The heat and dry conditions led Caldwell County Judge Ken Schawe to issue a declaration of disaster and an emergency burn ban order that county commissioners on Monday upheld.
The ban prohibits all burning of materials outside of an enclosure, and the engagement of any activity outdoors that could allow flames and sparks that could result in a fire, unless done in an enclosure designed to protect the spread of fire. Violating the order is a Class C misdemeanor punishable by a fine not to exceed $500.
Despite the burn ban, wildfires broke out throughout the area beginning on Thursday, when one broke out in the 1100 block of Fox Lane.
A total of 66.3 acres burned up at FM 1322 and Burdette Wells Road on Sunday, and on Monday, a wildfire spanning 30-40 acres was put out in Lockhart at FM 672 near Navarro Street, with a Starflight helicopter keeping watch and on hand to dump water if needed.
The Lockhart fire was attended to by Lockhart Fire Department, Lockhart Police Department, Lockhart Electric, Chisholm Trail Fire Rescue, Mid-County Fire/Rescue-ESD #4, Dale Volunteer Fire Dept., Maxwell Community Volunteer Fire Department and the Caldwell County Office of Emergency Management.
One of the homeowners who said his property was affected commended first responders for putting out the fire on FM 672 so quickly.
“There were (trucks parked) and they stopped the fires within two feet of all of them,” said Deward Cummings. “Those guys were phenomenal, and some of them were volunteers.”

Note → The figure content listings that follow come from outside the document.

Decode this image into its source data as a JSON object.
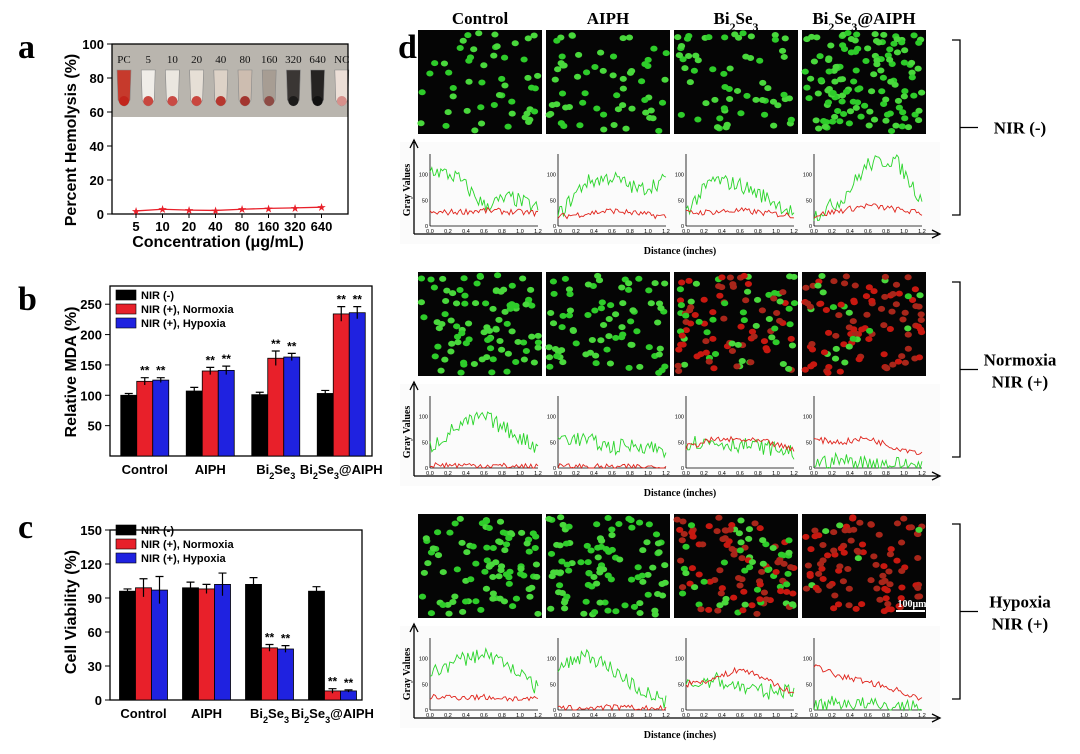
{
  "panels": {
    "a": "a",
    "b": "b",
    "c": "c",
    "d": "d"
  },
  "chart_data": [
    {
      "id": "a",
      "type": "line",
      "ylabel": "Percent Hemolysis (%)",
      "xlabel": "Concentration (μg/mL)",
      "categories": [
        "5",
        "10",
        "20",
        "40",
        "80",
        "160",
        "320",
        "640"
      ],
      "yticks": [
        "0",
        "20",
        "40",
        "60",
        "80",
        "100"
      ],
      "ylim": [
        0,
        100
      ],
      "series": [
        {
          "values": [
            1.8,
            2.8,
            2.3,
            2.1,
            2.8,
            3.3,
            3.6,
            4.0
          ],
          "color": "#e8202a"
        }
      ],
      "inset_labels": [
        "PC",
        "5",
        "10",
        "20",
        "40",
        "80",
        "160",
        "320",
        "640",
        "NC"
      ]
    },
    {
      "id": "b",
      "type": "bar",
      "ylabel": "Relative MDA (%)",
      "yticks": [
        "50",
        "100",
        "150",
        "200",
        "250"
      ],
      "ylim": [
        0,
        280
      ],
      "categories": [
        "Control",
        "AIPH",
        "Bi2Se3",
        "Bi2Se3@AIPH"
      ],
      "series": [
        {
          "name": "NIR (-)",
          "color": "#000000",
          "values": [
            100,
            107,
            101,
            103
          ],
          "err": [
            3,
            6,
            4,
            5
          ],
          "sig": [
            "",
            "",
            "",
            ""
          ]
        },
        {
          "name": "NIR (+), Normoxia",
          "color": "#e8202a",
          "values": [
            123,
            140,
            161,
            234
          ],
          "err": [
            6,
            6,
            12,
            12
          ],
          "sig": [
            "**",
            "**",
            "**",
            "**"
          ]
        },
        {
          "name": "NIR (+), Hypoxia",
          "color": "#1f22e0",
          "values": [
            125,
            141,
            163,
            236
          ],
          "err": [
            4,
            7,
            6,
            10
          ],
          "sig": [
            "**",
            "**",
            "**",
            "**"
          ]
        }
      ]
    },
    {
      "id": "c",
      "type": "bar",
      "ylabel": "Cell Viability (%)",
      "yticks": [
        "0",
        "30",
        "60",
        "90",
        "120",
        "150"
      ],
      "ylim": [
        0,
        150
      ],
      "categories": [
        "Control",
        "AIPH",
        "Bi2Se3",
        "Bi2Se3@AIPH"
      ],
      "series": [
        {
          "name": "NIR (-)",
          "color": "#000000",
          "values": [
            96,
            99,
            102,
            96
          ],
          "err": [
            2,
            5,
            6,
            4
          ],
          "sig": [
            "",
            "",
            "",
            ""
          ]
        },
        {
          "name": "NIR (+), Normoxia",
          "color": "#e8202a",
          "values": [
            99,
            98,
            46,
            8
          ],
          "err": [
            8,
            4,
            3,
            2
          ],
          "sig": [
            "",
            "",
            "**",
            "**"
          ]
        },
        {
          "name": "NIR (+), Hypoxia",
          "color": "#1f22e0",
          "values": [
            97,
            102,
            45,
            8
          ],
          "err": [
            12,
            10,
            3,
            1
          ],
          "sig": [
            "",
            "",
            "**",
            "**"
          ]
        }
      ]
    },
    {
      "id": "d",
      "type": "line",
      "columns": [
        "Control",
        "AIPH",
        "Bi2Se3",
        "Bi2Se3@AIPH"
      ],
      "rows": [
        "NIR (-)",
        "Normoxia NIR (+)",
        "Hypoxia NIR (+)"
      ],
      "ylabel": "Gray Values",
      "xlabel": "Distance (inches)",
      "xticks": [
        "0.0",
        "0.2",
        "0.4",
        "0.6",
        "0.8",
        "1.0",
        "1.2"
      ],
      "yticks": [
        "0",
        "50",
        "100"
      ],
      "scale_bar": "100μm",
      "profiles": [
        [
          {
            "g": [
              [
                0,
                110
              ],
              [
                0.3,
                95
              ],
              [
                0.6,
                40
              ],
              [
                0.9,
                55
              ],
              [
                1.2,
                35
              ]
            ],
            "r": [
              [
                0,
                25
              ],
              [
                0.6,
                30
              ],
              [
                1.2,
                25
              ]
            ]
          },
          {
            "g": [
              [
                0,
                20
              ],
              [
                0.3,
                85
              ],
              [
                0.6,
                95
              ],
              [
                0.9,
                70
              ],
              [
                1.2,
                90
              ]
            ],
            "r": [
              [
                0,
                18
              ],
              [
                0.6,
                30
              ],
              [
                1.2,
                18
              ]
            ]
          },
          {
            "g": [
              [
                0,
                30
              ],
              [
                0.3,
                90
              ],
              [
                0.6,
                80
              ],
              [
                0.9,
                55
              ],
              [
                1.2,
                25
              ]
            ],
            "r": [
              [
                0,
                25
              ],
              [
                0.6,
                30
              ],
              [
                1.2,
                20
              ]
            ]
          },
          {
            "g": [
              [
                0,
                20
              ],
              [
                0.3,
                50
              ],
              [
                0.6,
                120
              ],
              [
                0.9,
                130
              ],
              [
                1.2,
                50
              ]
            ],
            "r": [
              [
                0,
                20
              ],
              [
                0.6,
                40
              ],
              [
                1.2,
                25
              ]
            ]
          }
        ],
        [
          {
            "g": [
              [
                0,
                40
              ],
              [
                0.3,
                80
              ],
              [
                0.6,
                100
              ],
              [
                0.9,
                70
              ],
              [
                1.2,
                40
              ]
            ],
            "r": [
              [
                0,
                6
              ],
              [
                0.6,
                5
              ],
              [
                1.2,
                2
              ]
            ]
          },
          {
            "g": [
              [
                0,
                60
              ],
              [
                0.3,
                55
              ],
              [
                0.6,
                40
              ],
              [
                0.9,
                45
              ],
              [
                1.2,
                35
              ]
            ],
            "r": [
              [
                0,
                3
              ],
              [
                0.6,
                2
              ],
              [
                1.2,
                2
              ]
            ]
          },
          {
            "g": [
              [
                0,
                50
              ],
              [
                0.3,
                50
              ],
              [
                0.6,
                45
              ],
              [
                0.9,
                40
              ],
              [
                1.2,
                30
              ]
            ],
            "r": [
              [
                0,
                40
              ],
              [
                0.3,
                55
              ],
              [
                0.6,
                55
              ],
              [
                0.9,
                50
              ],
              [
                1.2,
                35
              ]
            ]
          },
          {
            "g": [
              [
                0,
                10
              ],
              [
                0.3,
                15
              ],
              [
                0.6,
                10
              ],
              [
                0.9,
                8
              ],
              [
                1.2,
                5
              ]
            ],
            "r": [
              [
                0,
                55
              ],
              [
                0.3,
                50
              ],
              [
                0.6,
                58
              ],
              [
                0.9,
                40
              ],
              [
                1.2,
                30
              ]
            ]
          }
        ],
        [
          {
            "g": [
              [
                0,
                70
              ],
              [
                0.3,
                95
              ],
              [
                0.6,
                110
              ],
              [
                0.9,
                85
              ],
              [
                1.2,
                40
              ]
            ],
            "r": [
              [
                0,
                25
              ],
              [
                0.6,
                25
              ],
              [
                1.2,
                20
              ]
            ]
          },
          {
            "g": [
              [
                0,
                80
              ],
              [
                0.3,
                110
              ],
              [
                0.6,
                80
              ],
              [
                0.9,
                40
              ],
              [
                1.2,
                15
              ]
            ],
            "r": [
              [
                0,
                3
              ],
              [
                0.6,
                5
              ],
              [
                1.2,
                2
              ]
            ]
          },
          {
            "g": [
              [
                0,
                45
              ],
              [
                0.3,
                60
              ],
              [
                0.6,
                45
              ],
              [
                0.9,
                35
              ],
              [
                1.2,
                40
              ]
            ],
            "r": [
              [
                0,
                50
              ],
              [
                0.3,
                60
              ],
              [
                0.6,
                80
              ],
              [
                0.9,
                60
              ],
              [
                1.2,
                30
              ]
            ]
          },
          {
            "g": [
              [
                0,
                10
              ],
              [
                0.3,
                15
              ],
              [
                0.6,
                10
              ],
              [
                0.9,
                5
              ],
              [
                1.2,
                3
              ]
            ],
            "r": [
              [
                0,
                85
              ],
              [
                0.3,
                65
              ],
              [
                0.6,
                55
              ],
              [
                0.9,
                40
              ],
              [
                1.2,
                20
              ]
            ]
          }
        ]
      ]
    }
  ]
}
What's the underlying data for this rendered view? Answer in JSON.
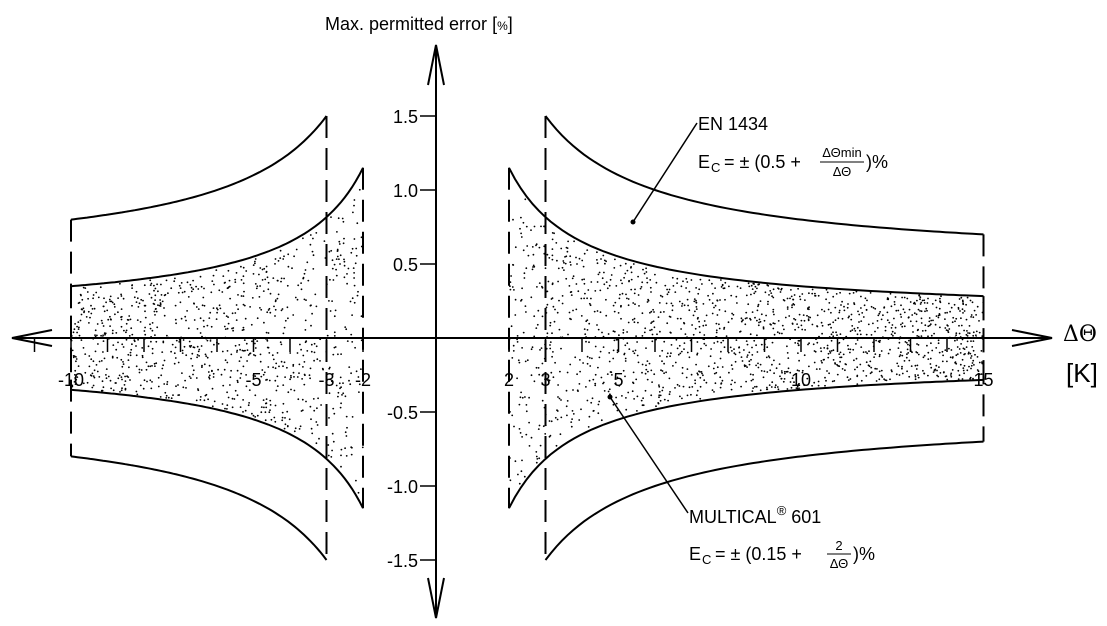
{
  "chart_data": {
    "type": "line",
    "ylabel": "Max. permitted error",
    "ylabel_unit": "%",
    "xlabel_symbol": "ΔΘ",
    "xlabel_unit": "[K]",
    "xlim": [
      -11.7,
      16.5
    ],
    "ylim": [
      -1.8,
      1.8
    ],
    "x_tick_labels": [
      {
        "value": -10,
        "label": "-10"
      },
      {
        "value": -5,
        "label": "-5"
      },
      {
        "value": -3,
        "label": "-3"
      },
      {
        "value": -2,
        "label": "-2"
      },
      {
        "value": 2,
        "label": "2"
      },
      {
        "value": 3,
        "label": "3"
      },
      {
        "value": 5,
        "label": "5"
      },
      {
        "value": 10,
        "label": "10"
      },
      {
        "value": 15,
        "label": "15"
      }
    ],
    "y_tick_labels": [
      {
        "value": 1.5,
        "label": "1.5"
      },
      {
        "value": 1.0,
        "label": "1.0"
      },
      {
        "value": 0.5,
        "label": "0.5"
      },
      {
        "value": -0.5,
        "label": "-0.5"
      },
      {
        "value": -1.0,
        "label": "-1.0"
      },
      {
        "value": -1.5,
        "label": "-1.5"
      }
    ],
    "series": [
      {
        "name": "EN 1434",
        "formula_a": 0.5,
        "formula_b": 3,
        "x_ranges": [
          [
            -10,
            -3
          ],
          [
            3,
            15
          ]
        ],
        "values_at": [
          {
            "x": -10,
            "y": 0.8
          },
          {
            "x": -3,
            "y": 1.5
          },
          {
            "x": 3,
            "y": 1.5
          },
          {
            "x": 15,
            "y": 0.7
          }
        ]
      },
      {
        "name": "MULTICAL® 601",
        "formula_a": 0.15,
        "formula_b": 2,
        "x_ranges": [
          [
            -10,
            -2
          ],
          [
            2,
            15
          ]
        ],
        "values_at": [
          {
            "x": -10,
            "y": 0.35
          },
          {
            "x": -2,
            "y": 1.15
          },
          {
            "x": 2,
            "y": 1.15
          },
          {
            "x": 15,
            "y": 0.28
          }
        ]
      }
    ],
    "annotations": {
      "en": {
        "title": "EN 1434",
        "lead": "E",
        "sub": "C",
        "eq": "= ± (0.5 +",
        "num": "ΔΘmin",
        "den": "ΔΘ",
        "tail": ")%"
      },
      "mc": {
        "title": "MULTICAL",
        "sup": "®",
        "title_rest": " 601",
        "lead": "E",
        "sub": "C",
        "eq": "= ± (0.15 +",
        "num": "2",
        "den": "ΔΘ",
        "tail": ")%"
      }
    },
    "grid": false,
    "legend": "none"
  }
}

All of the fires are under investigation and each has been contained or extinguished as of press time.
Caldwell County Office of Emergency Management Chief Martin Ritchey said people needed to exercise caution and take extra care to prevent fires in hot, dry conditions.
“There is a higher level of wildfires,” Ritchey said. “The high temperatures and low humidity has caused the vegetation to rapidly burn.”